Dimensional size error for C4W1_Assignment Decoder test

For Exercise 3 Decoder Test, I got:


Tensor of contexts has shape: (64, 14, 256) Tensor of right-shifted translations has shape: (64, 15) Tensor of logits has shape: (64, 256)

Expected Output
Tensor of contexts has shape: (64, 14, 256)
Tensor of right-shifted translations has shape: (64, 15)
Tensor of logits has shape: (64, 15, 12000)

Someone can help me to fix this dimension error?
The Exercise 3 Decoder part snippet of code is:


The dense layer with logsoftmax activation

    self.output_layer = tf.keras.layers.Dense(
        units=units,
        activation= tf.nn.log_softmax
    ) 

Hi, Zhiyi_Li2

If I remember correctly, I encountered a similar issue. The problem was related to the input of the embedding layer (edit: or output layer). Perhaps the issue is related to the input you are using for that layer’s parameter.
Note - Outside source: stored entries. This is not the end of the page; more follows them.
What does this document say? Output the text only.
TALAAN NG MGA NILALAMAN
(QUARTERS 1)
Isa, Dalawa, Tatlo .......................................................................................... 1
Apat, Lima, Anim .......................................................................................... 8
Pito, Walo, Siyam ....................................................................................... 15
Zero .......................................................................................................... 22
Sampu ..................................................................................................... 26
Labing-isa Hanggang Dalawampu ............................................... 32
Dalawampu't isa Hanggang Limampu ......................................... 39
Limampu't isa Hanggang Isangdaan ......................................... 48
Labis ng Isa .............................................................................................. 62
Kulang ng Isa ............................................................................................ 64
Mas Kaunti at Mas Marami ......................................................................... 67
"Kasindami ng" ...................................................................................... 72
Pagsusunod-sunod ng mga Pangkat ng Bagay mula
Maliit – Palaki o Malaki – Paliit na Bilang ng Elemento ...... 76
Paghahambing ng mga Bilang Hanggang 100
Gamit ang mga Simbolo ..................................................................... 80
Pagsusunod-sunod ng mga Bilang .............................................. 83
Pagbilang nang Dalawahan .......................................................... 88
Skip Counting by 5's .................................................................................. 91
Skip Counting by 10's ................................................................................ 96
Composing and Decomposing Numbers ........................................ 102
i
I hope it proves helpful. Regards

Thanks, part of code snippet is:


x = context
y = self.embedding(target)

x, hidden_state, cell_state = self.pre_attention_rnn(x, initial_state=None)

x = self.attention(x, y)

x = self.post_attention_rnn(x)


Not sure which step is wrong.

You are mixing up x and y. Moreover, y is not present in the assignment. The line “x = context” is not part of the task either. Similarly, in the assigment the result of self.embedding is stored in x, not y.

1 Like

Got it: It. I revised my code snippet, the output dimension still not correct:
ensor of contexts has shape: (64, 18, 256) Tensor of right-shifted translations has shape: (64, 14) Tensor of logits has shape: (64, 256)

Expected Output
Tensor of contexts has shape: (64, 14, 256)
Tensor of right-shifted translations has shape: (64, 15)
Tensor of logits has shape: (64, 15, 12000)

Here is my code snippet:


      x = self.embedding(target)

    # Pass the embedded input into the pre attention LSTM
    # Hints:
    # - The LSTM you defined earlier should return the output alongside the state (made up of two tensors)
    # - Pass in the state to the LSTM (needed for inference)
    x, hidden_state, cell_state = self.pre_attention_rnn(x, initial_state=None)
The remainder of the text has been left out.